Author Topic: Barrel Aging Beer?  (Read 1149 times)

Offline cycleak

  • 1st Kit
  • *
  • Posts: 19
  • Ahhhh, OKTOBERFEST!! Ein Prosit Gemutlichkeit !!!
    • View Profile
Barrel Aging Beer?
« on: January 10, 2013, 03:42:01 PM »
Aloha all.  Hope everyone had a great Holiday and Happy New Year. My wife got me a used Rye Whisky Barrel for Christmas from the Woodinville Whiskey Company.  I currently have a Brown Ale in the Primary Fermenter and will transfer to the Secondary on Saturday.  After 7 days in the Secondary I plan on aging it in the Rye Whiskey Barrel.  Since this is the first time Barrel Aging a beer I was looking for some insight from my fellow homebrewers as to how long should I age the beer in the barrel?  Thanks.  I look forward to your input! Aloha!

Offline morticaixavier

  • I must live here
  • **********
  • Posts: 7265
  • Davis, CA
    • View Profile
    • The Best Artist in the WORLD!!!!!
Re: Barrel Aging Beer?
« Reply #1 on: January 10, 2013, 04:11:01 PM »
Don't bother with the first transfer.
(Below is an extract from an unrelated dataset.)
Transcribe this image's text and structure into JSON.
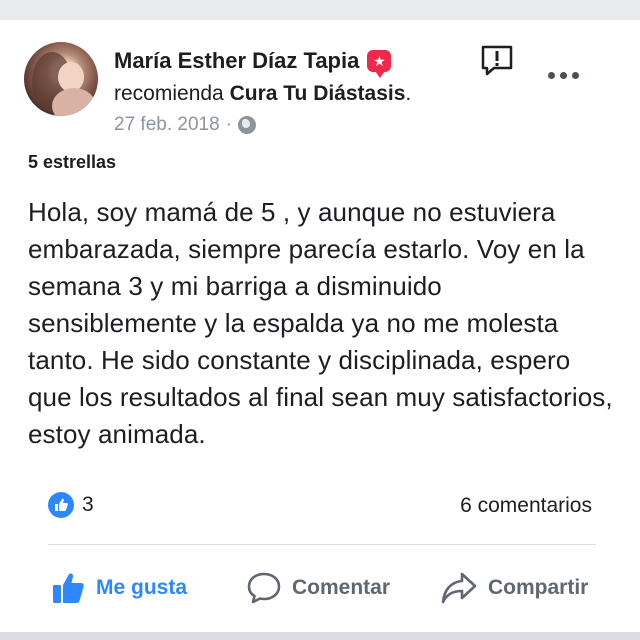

When the beer is done (gravity is no longer dropping) transfer to the barrel. how long in the barrel depends on alot of factors and the best way to tell is by taste. leave it a week and then start tasting.

I got a bunch of those little clear glass dot things and I add those as I take samples from the barrel to keep the level right full to the brim.

Offline svejk

  • Assistant Brewer
  • ***
  • Posts: 182
  • Seattle, Wa
    • View Profile
Re: Barrel Aging Beer?
« Reply #2 on: January 10, 2013, 04:23:21 PM »
It depends on the size of your barrel.  Smaller barrels have a larger surface to volume ratio than larger barrels, so there is a tendency for the impact of the barrel to happen quicker in small barrels. 

I have a 2.5 gallon oak barrel that I keep full of bourbon so that I can "recharge" the bourbon character between batches.  With such a small barrel, my best results have come when I leave the beer in there for 3-4 weeks and then I keg it.  The non-barrel portion of the same batch is also kegged and used for blending if the oak/bourbon character is too high. 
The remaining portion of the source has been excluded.